Raila, through the ODM party, asked the High Court to suspend the implementation of the supplementary budget following a Sh1.2 billion cut of the political party entitlement.
Lawyer Jackson Awele argued that the allocation in the supplementary budget was below the Sh6 billion allocated to political parties during the 2023-2024 financial year.
According to the lawyer, a total of Sh1.2 billion is missing from the allocation in the supplementary budget.
Awele claimed that the Kenya Kwanza regime intends to cripple multi-party democracy by starving main opposition parties of funds.
“There is plausible cause to believe that the respondents’ actions are a well calculated, deliberate, surreptitious collateral attack on multi-party democracy; the fundamental pillar under-girding the Republican, sovereign democratic state that the Constitution declares Kenya to be,” he said.
In 2019 Court of Appeal ordered the government to allocate at least 0.3 per cent of the national budget to political parties.
Each party gets funds according to the number of MPs it has in Parliament.
Awele said that on November 23, President William Ruto assented into law the Supplementary Appropriation Act (no 3), 2023, paving way for the use of the funds allocated.
However, the government allegedly amended the law and slashed the amount.
The Orange party argued that the Registrar of Political Parties confirmed that the reductions violate the law.
ODM wants the court to freeze the implementation of the supplementary budget.
In the alternative, it wants the court to order the National Treasury Cabinet Secretary Njuguna Ndungú to release the full entitlement.
“The net effect of these reductions is that the petitioner or applicant, a political party with grassroots offices, several employees, member programmes and work plans across the country has, without notice and in violation of its legitimate expectations in law been deprived of over Sh1.2 billion of much-needed funds thereby gravely compromising its ability to effectively discharge its mandate and or run its programmes,” stated Awele.
The lawyer said that a cursory review of the law signed by President Ruto shows the list of the offices or persons consulted and excluded political parties and members of the public.
The lawyer argued that public participation was a cosmetic public relations exercise designed to create the facade of compliance.
“Taken together with the colossal adverse variation to the appropriated funds to the political party’s fund, all qualifying political parties and their members and members of the public at large needed to be given a meaningful opportunity to appreciate and comment on the same,” he said.
ODM Executive Director Oduor Ong’wen said that opposition parties will bear the greatest brunt and there is real danger of Kenya relapsing to autocracy or monocracy.

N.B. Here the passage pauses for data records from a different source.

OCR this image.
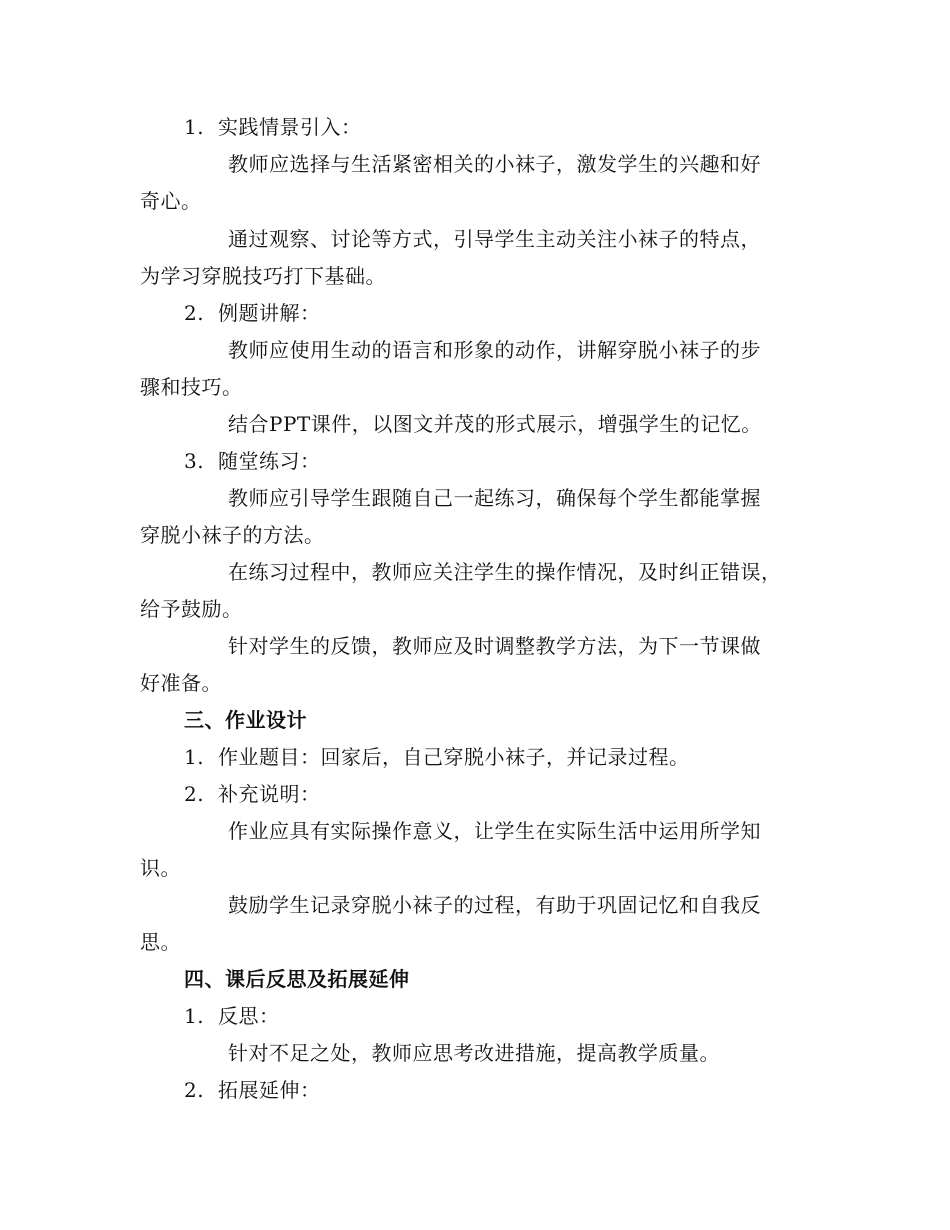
1. 实践情景引入：
教师应选择与生活紧密相关的小袜子，激发学生的兴趣和好
奇心。
通过观察、讨论等方式，引导学生主动关注小袜子的特点，
为学习穿脱技巧打下基础。
2. 例题讲解：
教师应使用生动的语言和形象的动作，讲解穿脱小袜子的步
骤和技巧。
结合PPT课件，以图文并茂的形式展示，增强学生的记忆。
3. 随堂练习：
教师应引导学生跟随自己一起练习，确保每个学生都能掌握
穿脱小袜子的方法。
在练习过程中，教师应关注学生的操作情况，及时纠正错误，
给予鼓励。
针对学生的反馈，教师应及时调整教学方法，为下一节课做
好准备。
三、作业设计
1. 作业题目：回家后，自己穿脱小袜子，并记录过程。
2. 补充说明：
作业应具有实际操作意义，让学生在实际生活中运用所学知
识。
鼓励学生记录穿脱小袜子的过程，有助于巩固记忆和自我反
思。
四、课后反思及拓展延伸
1. 反思：
针对不足之处，教师应思考改进措施，提高教学质量。
2. 拓展延伸：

“The petitioner pleads that in passing the impugned Act, the National Assembly and the President failed in their mandate under Articles 10, 93, 94 and 139 to respect, uphold and defend the Constitution and in particular to promote and defend the edict of multipartyism and the rule of law,” said Ong’wen.
ODM is also asking the court to find that the National Assembly cannot adversely vary already appropriated funds through a supplementary appropriations law.